In [40]:
from BigDFT import Datasets as D, Calculators as C, Inputfiles as I, Logfiles as lf
from BigDFT.Database import Molecules
import numpy as np
import sys,os
sys.path.insert(0,'../')
import StatPol as SP

basepath = os.getcwd()
basepath

'/home/marco/Data/RICERCA/DFT AND MANY BODY/LR MOLECULES/Statical polarizability/Analysis/Calculations'

In [2]:
omp = 2
mpi_run = 'mpirun -np 4'

# Workflow

This notebook contains the complete workflow to extract the statical polarizability of the HG dataset.

In this workflow we choose a set of values for the intensity of the field and, for each value, we perform a convergence analysis on the value of rmult

## Construction of the relevant tools

Define the functions needed to perform the workflow

In [3]:
# Service functions 

def change_workdir(molecule,study,datadir):
    """
    Ensure that the path Data_directory/molecule exists and
    move there. 
    """
    from futile.Utils import ensure_dir
    for d in [datadir,molecule]:
        ensure_dir(d)
        os.chdir(d)
    path='-'.join(study)
    ensure_dir(path)
    return '-'.join([molecule,path]),path

def get_psp(molecule):
    """
    Check if the all the atoms of molecule have the nlcc of the type nlss_aw and nlcc_ss. 
    If it is true the corresponding pseudo is added to the list of psp to be performed, otherwise 
    only hgh_k is included.
    """
    from os import path as p
    import Routines as R
    possible_psp=['nlcc_aw','nlcc_ss']
    to_do=[True,True]
    for at in R.get_atoms(molecule):
        psp_available = [p.isfile(p.join('psp_'+psp,'psppar.'+at)) for psp in possible_psp]
        to_do = [ a and b for a,b in zip(to_do,psp_available)]
    return ['hgh_k'] + [psp for yes,psp in zip(to_do,possible_psp) if yes]

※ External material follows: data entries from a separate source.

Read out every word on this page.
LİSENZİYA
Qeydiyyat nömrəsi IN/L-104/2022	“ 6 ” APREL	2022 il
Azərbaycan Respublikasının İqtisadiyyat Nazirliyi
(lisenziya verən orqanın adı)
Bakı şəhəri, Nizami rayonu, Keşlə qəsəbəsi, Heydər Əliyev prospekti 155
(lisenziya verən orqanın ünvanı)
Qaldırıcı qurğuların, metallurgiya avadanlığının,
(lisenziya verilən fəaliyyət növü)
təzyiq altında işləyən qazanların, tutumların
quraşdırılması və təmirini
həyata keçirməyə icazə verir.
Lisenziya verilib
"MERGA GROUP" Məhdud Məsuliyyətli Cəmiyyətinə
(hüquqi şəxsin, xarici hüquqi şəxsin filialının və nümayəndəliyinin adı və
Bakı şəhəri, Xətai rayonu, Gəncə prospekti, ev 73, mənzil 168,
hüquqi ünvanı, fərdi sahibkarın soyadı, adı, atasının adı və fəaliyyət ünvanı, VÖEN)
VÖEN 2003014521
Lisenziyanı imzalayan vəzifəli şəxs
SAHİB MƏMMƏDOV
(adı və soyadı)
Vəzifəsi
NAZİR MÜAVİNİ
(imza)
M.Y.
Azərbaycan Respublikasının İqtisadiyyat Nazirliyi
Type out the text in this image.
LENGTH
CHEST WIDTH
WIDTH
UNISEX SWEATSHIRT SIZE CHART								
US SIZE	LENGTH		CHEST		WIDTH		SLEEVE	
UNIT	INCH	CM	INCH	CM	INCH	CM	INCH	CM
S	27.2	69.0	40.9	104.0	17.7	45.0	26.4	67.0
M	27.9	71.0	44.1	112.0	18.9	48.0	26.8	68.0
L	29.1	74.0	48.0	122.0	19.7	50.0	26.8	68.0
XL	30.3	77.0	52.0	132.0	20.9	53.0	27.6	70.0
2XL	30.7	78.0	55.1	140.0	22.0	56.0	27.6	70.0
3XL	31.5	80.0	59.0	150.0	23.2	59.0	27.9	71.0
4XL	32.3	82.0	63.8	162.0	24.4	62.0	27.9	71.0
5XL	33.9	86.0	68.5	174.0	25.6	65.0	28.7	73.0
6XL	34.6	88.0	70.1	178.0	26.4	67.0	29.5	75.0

def split_dataset(dataset,length=10):
    """
    Split a list of molecules into a list of list with length elements. 
    """
    splitted = [[] for num in range(int(len(dataset)/length)+1)]
    for ind,mol in enumerate(dataset):
        splitted[int(ind/length)].append(mol)
    return splitted

In [4]:
# Tools for the ground state

def get_converged_input_energy(dataset,rtol,atol):
    data=dataset.seek_convergence(atol=atol,rtol=rtol,attribute='energy')
    return dataset.runs[dataset.names.index(D.name_from_id(data[0]))]['input'],data[1]

def find_gs_domain(label,rtol,atol,path,input,posinp,code):
    """
    Use the seek_convergence method of Dataset to perform a convergence procedure on
    the rmult value for a gs computation.
    """
    crmult=input['dft']['rmult'][0]
    rmult_fine=input['dft']['rmult'][1]
    rmult_list=map(float,range(int(crmult),11))
    seek_for_rmult = D.Dataset(label=label+'(GS)',run_dir=path,posinp=posinp)
    for rm in rmult_list:
        input.set_rmult(coarse=rm,fine=rmult_fine)
        seek_for_rmult.append_run(id={'rmult':rm},runner=code,input=input)
    input_gs,log_gs=get_converged_input_energy(seek_for_rmult,rtol,atol)
    return {'input_gs':input_gs, 'dataset_gs': seek_for_rmult,'log_gs':log_gs}

def gs_study(molecule,study,code,options):
    """"
    Workflow for the convergence analysis of the ground state.
    
    Args : 
       molecule (str) : name of the molecule
       study (touple) : the couple (xc,psp)
       code (runner)  : instance of SystemCalculator
       options (dict) : dictionary with the computational options
    """
    import Routines as R
    hgrids=options.get('hgrids')
    rmult_fine=options.get('rmult_fine')
    wf_convergence=options.get('wf_convergence')
    crmult_start=options.get('crmult',4.0)
    rtol=options.get('rtol_gs',10*wf_convergence)
    atol=options.get('atol_gs',1.e-3)
    reference_results=options.get('reference_data')
    datadir=options.get('data_directory','Data')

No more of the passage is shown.